Title: Inspiring stewardship / Didier Cossin, Ong Boon Hwee.
Description: Hoboken : Wiley, 2016. | Includes index.
Identifiers: LCCN 2016014536| ISBN 9781119270805 (hbk)
Subjects: LCSH: Leadership. | Business ethics. | Social ethics. |
Organizational behavior. | BISAC: BUSINESS & ECONOMICS / Finance.
Classification: LCC HD57.7 .C6725 2016 | DDC 658.4/09–dc23 LC record
available at https://lccn.loc.gov/2016014536
A catalogue record for this book is available from the British Library.
ISBN 978-1-119-27080-5 (hbk) ISBN 978-1-119-29288-3 (ebk)
ISBN 978-1-119-29290-6 (ebk) ISBN 978-1-119-29291-3 (ebk)
Cover Design: Wiley
Cover Image: © ConstantinosZ/Shutterstock
We would like to thank the members of the Stewardship Asia Centre board: Mr Hsieh Fu Hua, Ms Chan Wai Ching, Mr Goh Yong Siang, Mr Simon Israel, Mrs Lim Hwee Hua, and Ms Jacqueline Wong for their intellectual contribution in shaping this book.

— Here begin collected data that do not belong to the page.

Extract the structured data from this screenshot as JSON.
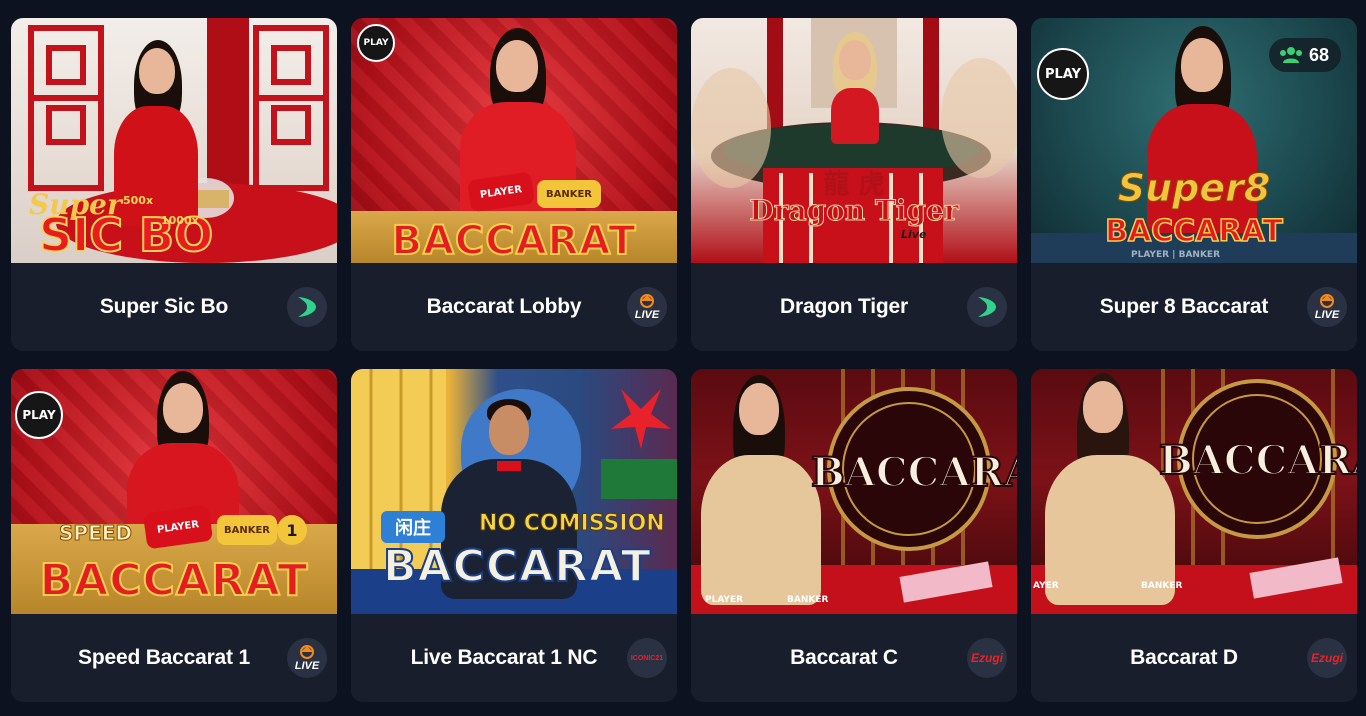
{
  "games": [
    {
      "title": "Super Sic Bo",
      "provider_icon": "evolution-icon",
      "art": {
        "logo_line1": "Super",
        "logo_line2": "SIC BO",
        "multiplier1": "500x",
        "multiplier2": "1000x"
      }
    },
    {
      "title": "Baccarat Lobby",
      "provider_icon": "pragmatic-live-icon",
      "provider_label": "LIVE",
      "art": {
        "play_label": "PLAY",
        "player_label": "PLAYER",
        "banker_label": "BANKER",
        "logo": "BACCARAT"
      }
    },
    {
      "title": "Dragon Tiger",
      "provider_icon": "evolution-icon",
      "art": {
        "logo_line1": "Dragon Tiger",
        "logo_line2": "Live",
        "glyphs": "龍 虎"
      }
    },
    {
      "title": "Super 8 Baccarat",
      "provider_icon": "pragmatic-live-icon",
      "provider_label": "LIVE",
      "art": {
        "play_label": "PLAY",
        "logo_line1": "Super8",
        "logo_line2": "BACCARAT",
        "players_count": "68",
        "table_text": "PLAYER | BANKER"
      }
    },
    {
      "title": "Speed Baccarat 1",
      "provider_icon": "pragmatic-live-icon",
      "provider_label": "LIVE",
      "art": {
        "play_label": "PLAY",
        "speed_label": "SPEED",
        "player_label": "PLAYER",
        "banker_label": "BANKER",
        "table_number": "1",
        "logo": "BACCARAT"
      }
    },
    {
      "title": "Live Baccarat 1 NC",
      "provider_icon": "ezugi-icon",
      "provider_label": "ICONIC21",
      "art": {
        "tag": "闲庄",
        "line1": "NO COMISSION",
        "line2": "BACCARAT"
      }
    },
    {
      "title": "Baccarat C",
      "provider_icon": "ezugi-icon",
      "provider_label": "Ezugi",
      "art": {
        "logo": "BACCARAT",
        "player_label": "PLAYER",
        "banker_label": "BANKER"
      }
    },
    {
      "title": "Baccarat D",
      "provider_icon": "ezugi-icon",
      "provider_label": "Ezugi",
      "art": {
        "logo": "BACCARAT",
        "player_label": "AYER",
        "banker_label": "BANKER"
      }
    }
  ],
  "colors": {
    "page_bg": "#0c1220",
    "card_bg": "#181e2c",
    "evolution_green": "#2fd38b",
    "live_orange": "#f28b1b",
    "red_main": "#c8101a"
  }
}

We are deeply grateful to the many steward leaders who inspired us to write this book.
Thank you to Sophie Coughlan, Martin Kralik, and Hongze (Abraham) Lu for their help in conducting the background research.
Our sincere thanks go to Stuart Crainer for his help in editing this book. We are also grateful to Manjith Manohar at the IMD Global Board Center, Tracy Lee at Temasek Management Services, and Joanna Soh at the Stewardship Asia Centre for their support.
Many thanks also to Carine Dind at IMD and Yves Balibouse, who were instrumental in the book production as well as to Susan Stehli at IMD for the final proofreading, and to George Curzon at Indexing Specialists (UK) Ltd for the index.
Didier Cossin, Professor & Director
IMD Global Board Center, IMD – International Institute of Management Development, Lausanne, Switzerland
Board Member, Stewardship Asia Centre, Singapore
www.imd.org/boardcenter
Didier Cossin is a professor at IMD and the director of the IMD Global Board Center. Over the last 25 years, his research has spanned best-in-class governance practices and the build-up of successful organizations, including multinational corporations, financial institutions whether private or supranational, sovereign wealth funds, humanitarian organizations, and public administration. He is an advisor to chairmen and boards of some of the largest corporate, financial, and not-for-profit organizations across many geographies (Europe, Asia, Africa, Middle East, Americas). Professor Cossin holds a PhD from Harvard University (Robert C. Merton Chair) and is a former Fulbright Fellow at the Massachusetts Institute of Technology, Department of Economics (USA). He is a former student of ENS rue d'Ulm (France) and holds masters degrees from Sorbonne University and EHESS (France).
Before joining IMD, Didier Cossin worked for Goldman Sachs, has taught at Harvard University, and was a professor at HEC, University of Lausanne, chairing the university's Department of Management and directing its Institute of Banking & Finance.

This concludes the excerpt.